5. Eiseres heeft niet betwist dat [B] meer dan tien jaar staat ingeschreven als woningzoekende bij Woningnet. Daarom gaat de rechtbank ervan uit dat de gegevens die verweerder daarover verstrekt juist zijn en dat [B] in theorie binnen korte tijd een woning kan vinden in de regio. Daarmee kan [B] in de woningbehoefte van [A (voornaam)] voorzien. Dat het voor eiseres niet mogelijk is om [B] te dwingen om gebruik te maken van zijn inschrijfduur is niet doorslaggevend voor de vraag of aan de voorwaarden is voldaan. Verweerder mag bij het beoordelen van de urgentieaanvraag uitgaan van de theoretische mogelijkheid om te voorzien in de woningbehoefte.
6. Verweerder is bevoegd om af te wijken van de Huisvestingsverordening, in gevallen waarin de toepassing daarvan tot een bijzondere hardheid leidt. [3] Bij het al dan niet toepassen van de hardheidsclausule heeft verweerder beleidsruimte. Daarom mag de rechtbank de toepassing van deze bevoegdheid slechts terughoudend toetsen.
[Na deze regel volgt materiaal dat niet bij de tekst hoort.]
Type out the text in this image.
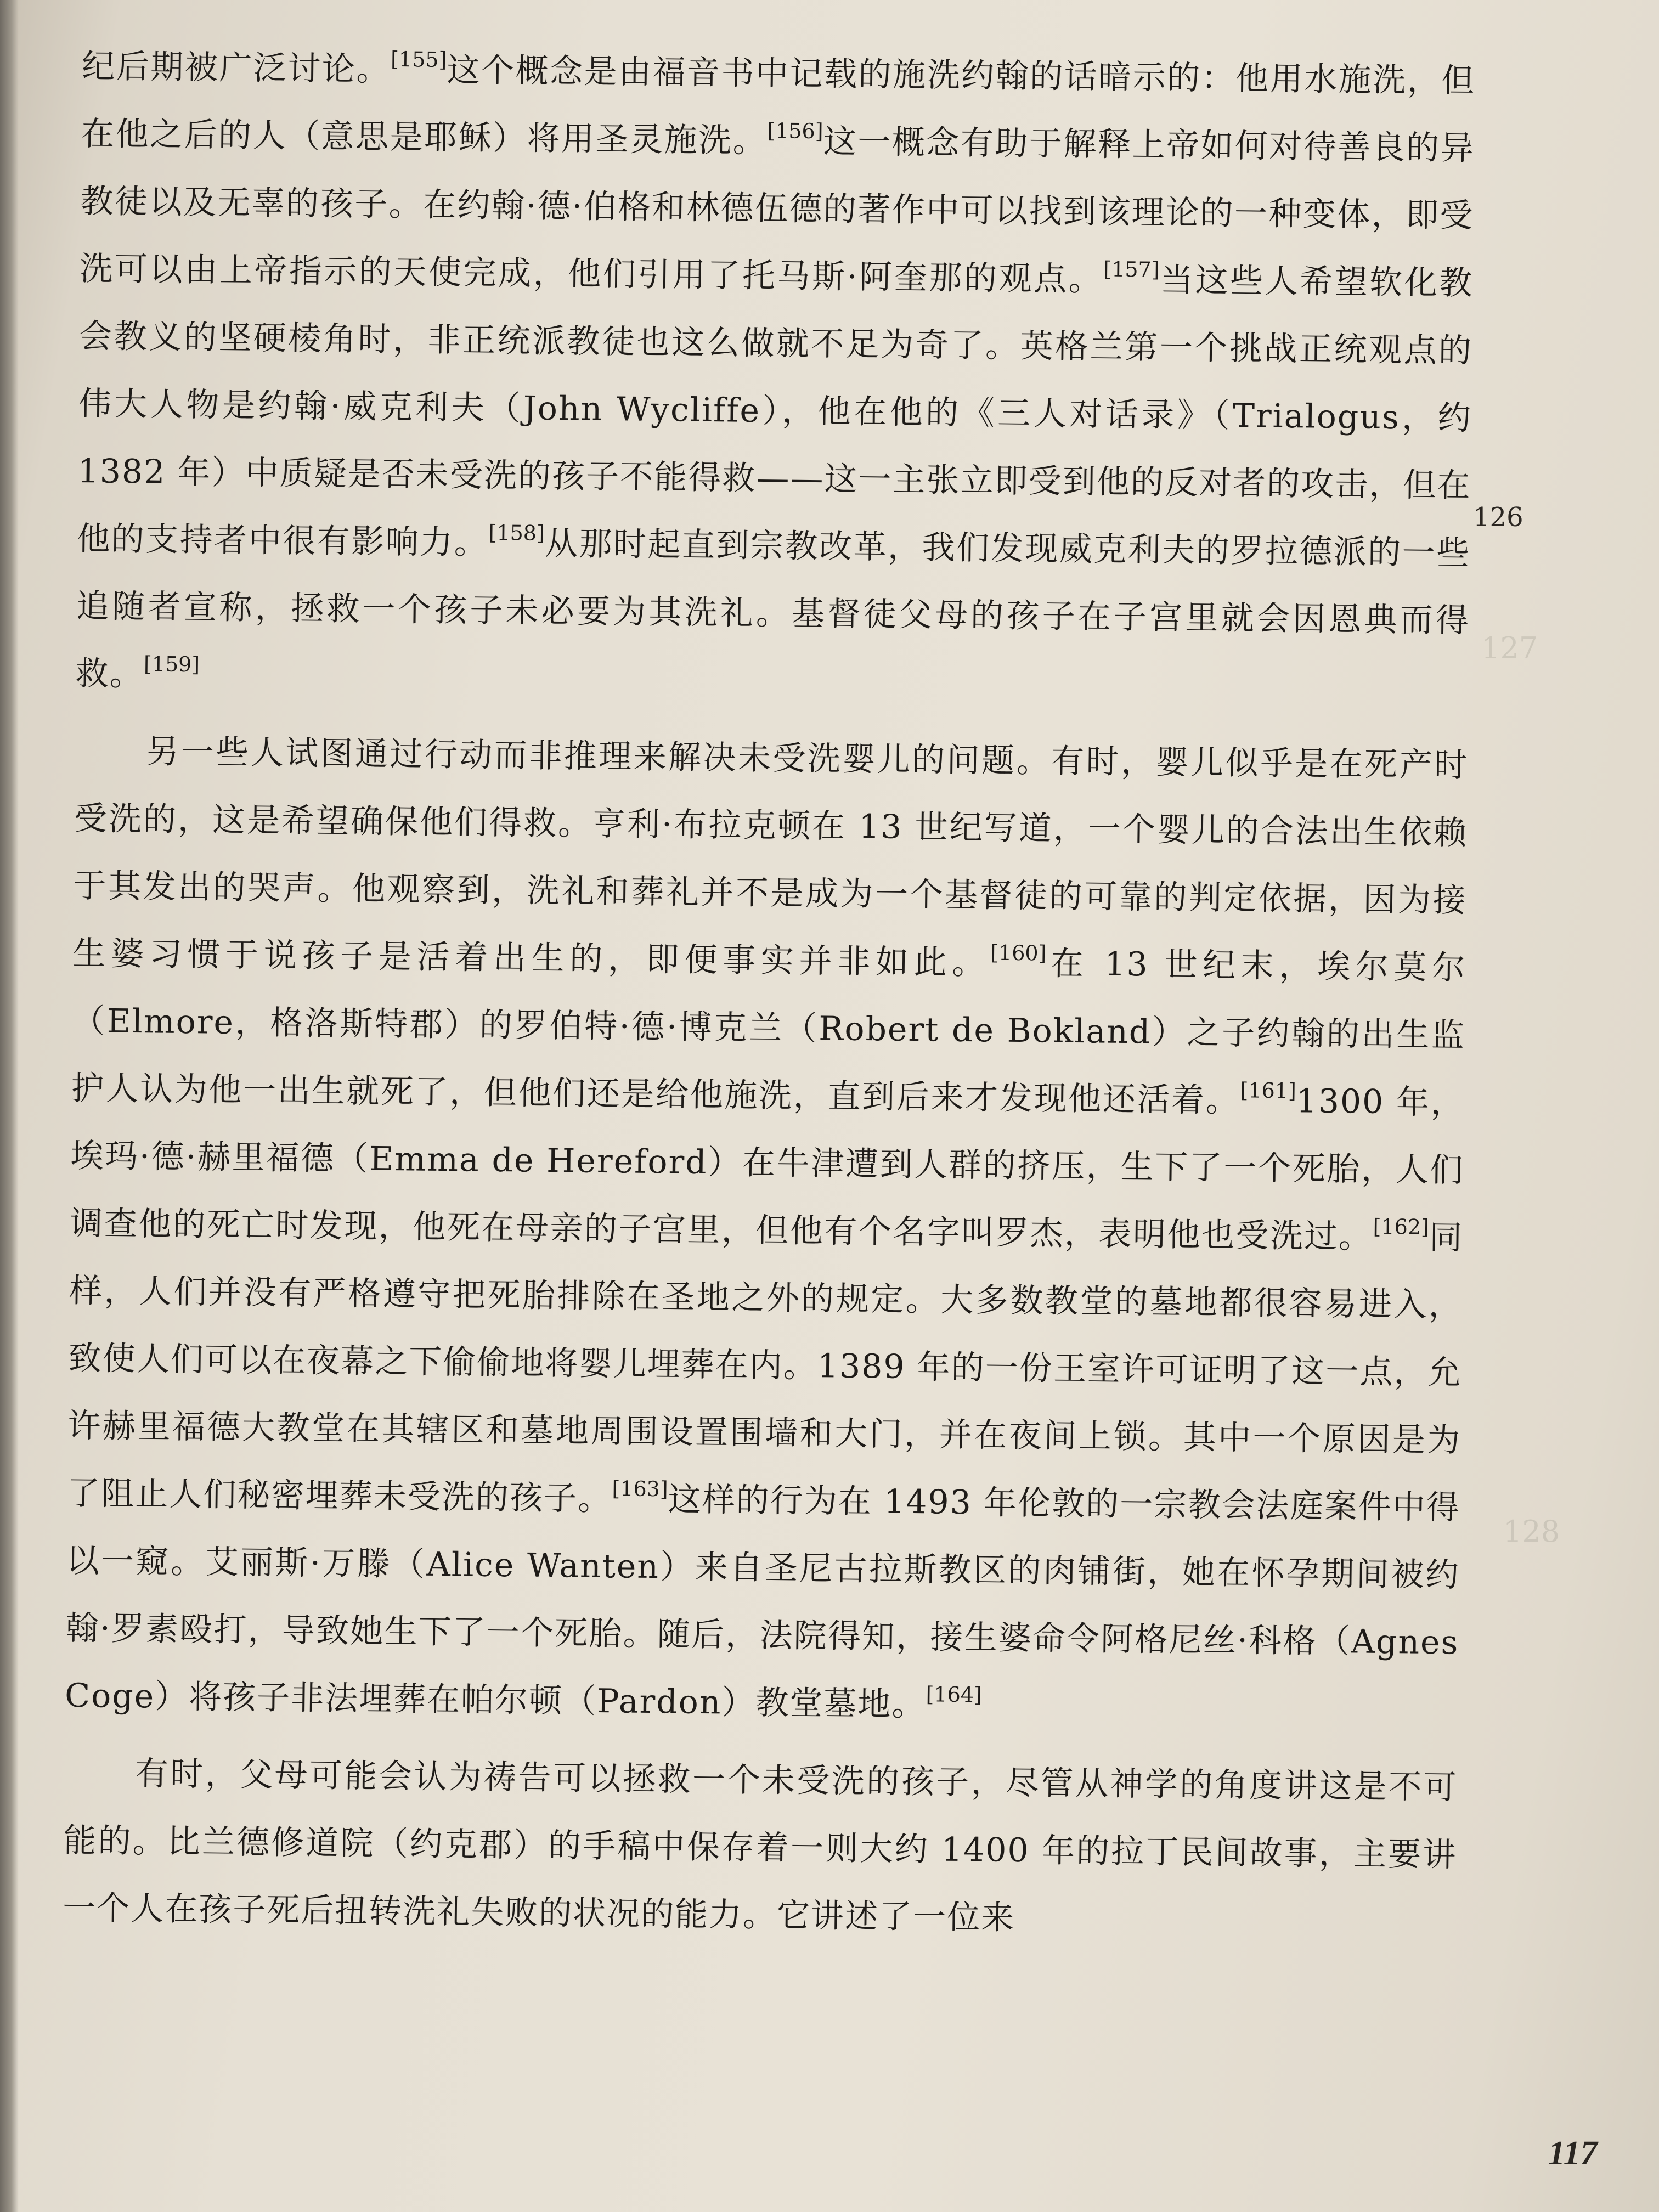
纪后期被广泛讨论。[155]这个概念是由福音书中记载的施洗约翰的话暗示的：他用水施洗，但在他之后的人（意思是耶稣）将用圣灵施洗。[156]这一概念有助于解释上帝如何对待善良的异教徒以及无辜的孩子。在约翰·德·伯格和林德伍德的著作中可以找到该理论的一种变体，即受洗可以由上帝指示的天使完成，他们引用了托马斯·阿奎那的观点。[157]当这些人希望软化教会教义的坚硬棱角时，非正统派教徒也这么做就不足为奇了。英格兰第一个挑战正统观点的伟大人物是约翰·威克利夫（John Wycliffe），他在他的《三人对话录》（Trialogus，约 1382 年）中质疑是否未受洗的孩子不能得救——这一主张立即受到他的反对者的攻击，但在他的支持者中很有影响力。[158]从那时起直到宗教改革，我们发现威克利夫的罗拉德派的一些追随者宣称，拯救一个孩子未必要为其洗礼。基督徒父母的孩子在子宫里就会因恩典而得救。[159]

另一些人试图通过行动而非推理来解决未受洗婴儿的问题。有时，婴儿似乎是在死产时受洗的，这是希望确保他们得救。亨利·布拉克顿在 13 世纪写道，一个婴儿的合法出生依赖于其发出的哭声。他观察到，洗礼和葬礼并不是成为一个基督徒的可靠的判定依据，因为接生婆习惯于说孩子是活着出生的，即便事实并非如此。[160]在 13 世纪末，埃尔莫尔（Elmore，格洛斯特郡）的罗伯特·德·博克兰（Robert de Bokland）之子约翰的出生监护人认为他一出生就死了，但他们还是给他施洗，直到后来才发现他还活着。[161]1300 年，埃玛·德·赫里福德（Emma de Hereford）在牛津遭到人群的挤压，生下了一个死胎，人们调查他的死亡时发现，他死在母亲的子宫里，但他有个名字叫罗杰，表明他也受洗过。[162]同样，人们并没有严格遵守把死胎排除在圣地之外的规定。大多数教堂的墓地都很容易进入，致使人们可以在夜幕之下偷偷地将婴儿埋葬在内。1389 年的一份王室许可证明了这一点，允许赫里福德大教堂在其辖区和墓地周围设置围墙和大门，并在夜间上锁。其中一个原因是为了阻止人们秘密埋葬未受洗的孩子。[163]这样的行为在 1493 年伦敦的一宗教会法庭案件中得以一窥。艾丽斯·万滕（Alice Wanten）来自圣尼古拉斯教区的肉铺街，她在怀孕期间被约翰·罗素殴打，导致她生下了一个死胎。随后，法院得知，接生婆命令阿格尼丝·科格（Agnes Coge）将孩子非法埋葬在帕尔顿（Pardon）教堂墓地。[164]

有时，父母可能会认为祷告可以拯救一个未受洗的孩子，尽管从神学的角度讲这是不可能的。比兰德修道院（约克郡）的手稿中保存着一则大约 1400 年的拉丁民间故事，主要讲一个人在孩子死后扭转洗礼失败的状况的能力。它讲述了一位来

126
127
128
117
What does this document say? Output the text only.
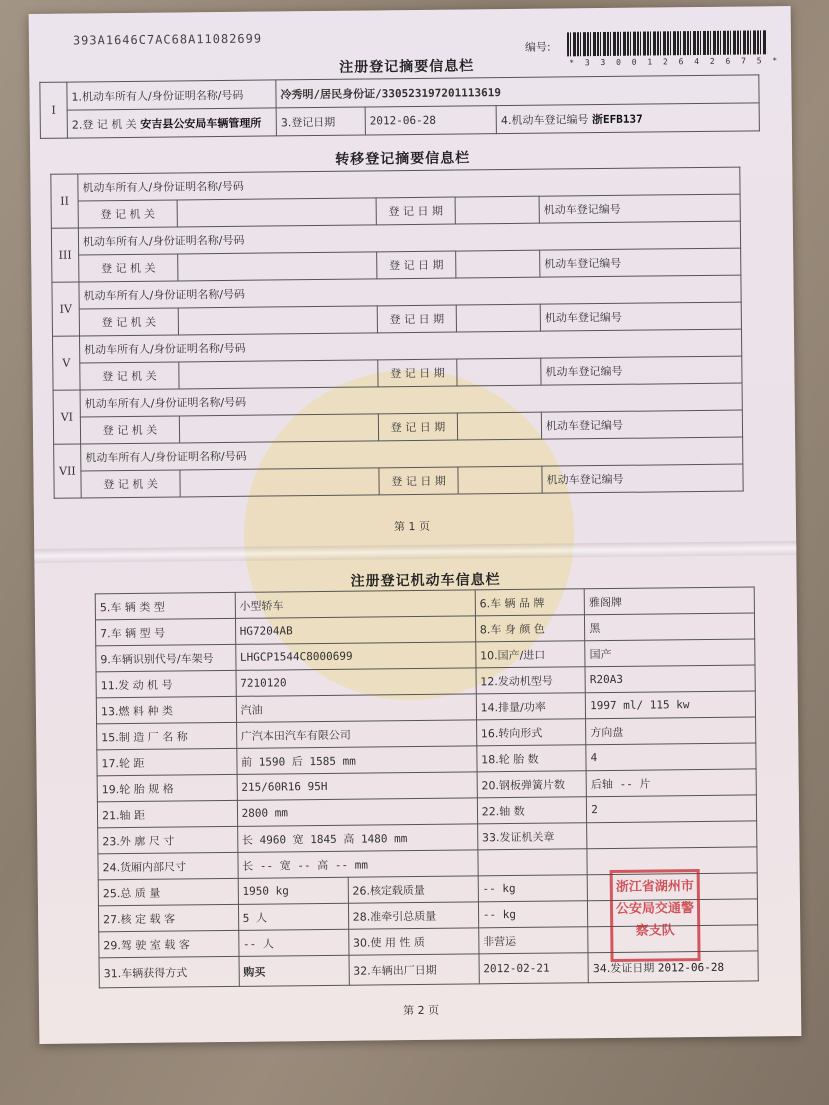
393A1646C7AC68A11082699	编号:
* 3 3 0 0 1 2 6 4 2 6 7 5 *
注册登记摘要信息栏
I	1.机动车所有人/身份证明名称/号码	冷秀明/居民身份证/330523197201113619		
	2.登 记 机 关 安吉县公安局车辆管理所	3.登记日期	2012-06-28	4.机动车登记编号 浙EFB137
转移登记摘要信息栏
II	机动车所有人/身份证明名称/号码				
	登 记 机 关		登 记 日 期		机动车登记编号
III	机动车所有人/身份证明名称/号码				
	登 记 机 关		登 记 日 期		机动车登记编号
IV	机动车所有人/身份证明名称/号码				
	登 记 机 关		登 记 日 期		机动车登记编号
V	机动车所有人/身份证明名称/号码				
	登 记 机 关		登 记 日 期		机动车登记编号
VI	机动车所有人/身份证明名称/号码				
	登 记 机 关		登 记 日 期		机动车登记编号
VII	机动车所有人/身份证明名称/号码				
	登 记 机 关		登 记 日 期		机动车登记编号
第 1 页
注册登记机动车信息栏
5.车 辆 类 型	小型轿车		6.车 辆 品 牌	雅阁牌
7.车 辆 型 号	HG7204AB		8.车 身 颜 色	黑
9.车辆识别代号/车架号	LHGCP1544C8000699		10.国产/进口	国产
11.发 动 机 号	7210120		12.发动机型号	R20A3
13.燃 料 种 类	汽油		14.排量/功率	1997 ml/ 115 kw
15.制 造 厂 名 称	广汽本田汽车有限公司		16.转向形式	方向盘
17.轮 距	前 1590 后 1585 mm		18.轮 胎 数	4
19.轮 胎 规 格	215/60R16 95H		20.钢板弹簧片数	后轴 -- 片
21.轴 距	2800 mm		22.轴 数	2
23.外 廓 尺 寸	长 4960 宽 1845 高 1480 mm		33.发证机关章	
24.货厢内部尺寸	长 -- 宽 -- 高 -- mm			
25.总 质 量	1950 kg	26.核定载质量	-- kg	
27.核 定 载 客	5 人	28.准牵引总质量	-- kg	
29.驾 驶 室 载 客	-- 人	30.使 用 性 质	非营运	
31.车辆获得方式	购买	32.车辆出厂日期	2012-02-21	34.发证日期 2012-06-28
浙江省湖州市公安局交通警察支队
第 2 页
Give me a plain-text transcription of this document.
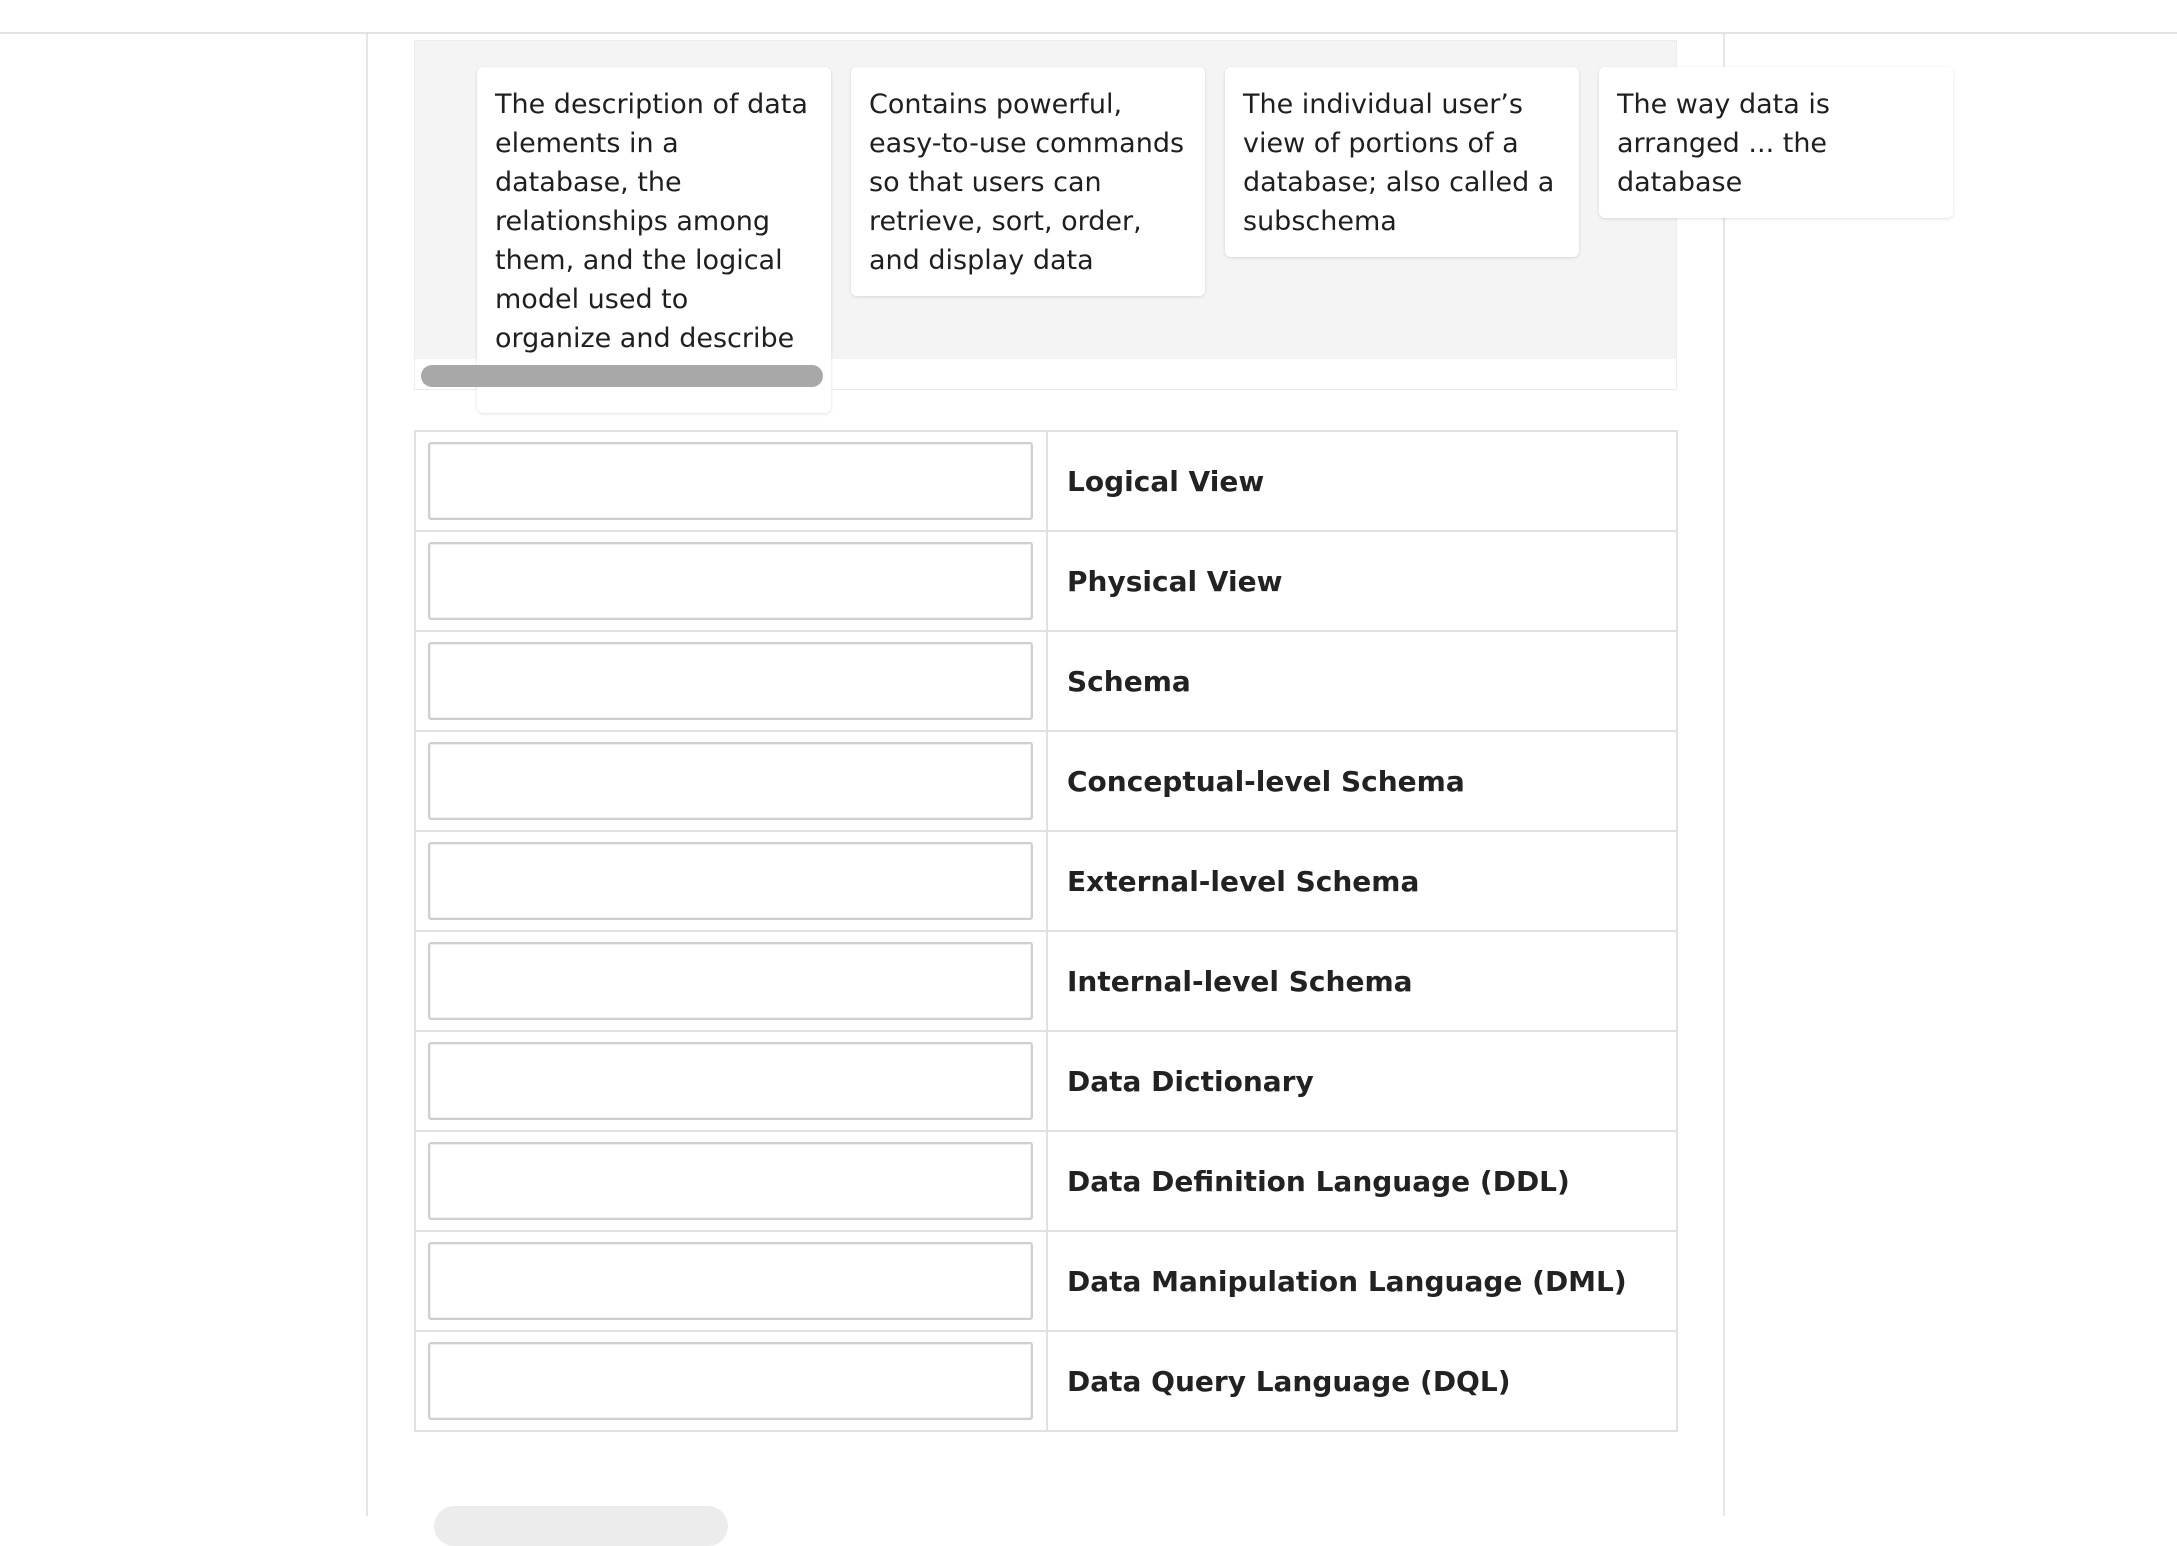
The description of data elements in a database, the relationships among them, and the logical model used to organize and describe
Contains powerful, easy-to-use commands so that users can retrieve, sort, order, and display data
The individual user’s view of portions of a database; also called a subschema
The way data is arranged ... the database
	Logical View

	Physical View

	Schema

	Conceptual-level Schema

	External-level Schema

	Internal-level Schema

	Data Dictionary

	Data Definition Language (DDL)

	Data Manipulation Language (DML)

	Data Query Language (DQL)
Hoewel eiseres duidelijk heeft gemaakt dat de situatie van [A (voornaam)] en haarzelf problematisch is, heeft verweerder zich in redelijkheid op het standpunt kunnen stellen dat geen sprake is van bijzondere hardheid die maakt dat eiseres alsnog voorrang op andere woningzoekenden moet krijgen. Verweerder heeft daarbij mogen stellen dat geen sprake is van een situatie die bij het vaststellen van de regels niet is voorzien en waarin gezien het doel van de Huisvestingsverordening redelijkerwijs toch grond voor een urgentie zou kunnen zijn.
7. Het beroep is ongegrond. Voor een proceskostenveroordeling bestaat geen aanleiding.

Beslissing

De rechtbank verklaart het beroep ongegrond.
Deze uitspraak is gedaan door mr. E.E.M. van Abbe, rechter, in aanwezigheid van mr. A.M. Slierendrecht, griffier. De beslissing is gedaan op 21 april 2020. Als gevolg van maatregelen rondom het coronavirus is deze uitspraak niet uitgesproken op een openbare uitsprakenzitting. Zodra het openbaar uitspreken weer mogelijk is, wordt deze uitspraak alsnog in het openbaar uitgesproken.
De griffier is verhinderd de
uitspraak te ondertekenen
griffier rechter
Afschrift verzonden aan partijen op:

Rechtsmiddel

Tegen deze uitspraak kan binnen zes weken na de dag van verzending daarvan hoger beroep worden ingesteld bij de Afdeling bestuursrechtspraak van de Raad van State.

Voetnoten

1.Artikel 2.5.2, lid 3, van de Huisvestingsverordening
2.Artikel 2.5.1a, lid 1, onder b, van de Huisvestingsverordening.
3.Artikel 4.3 van de Huisvestingsverordening.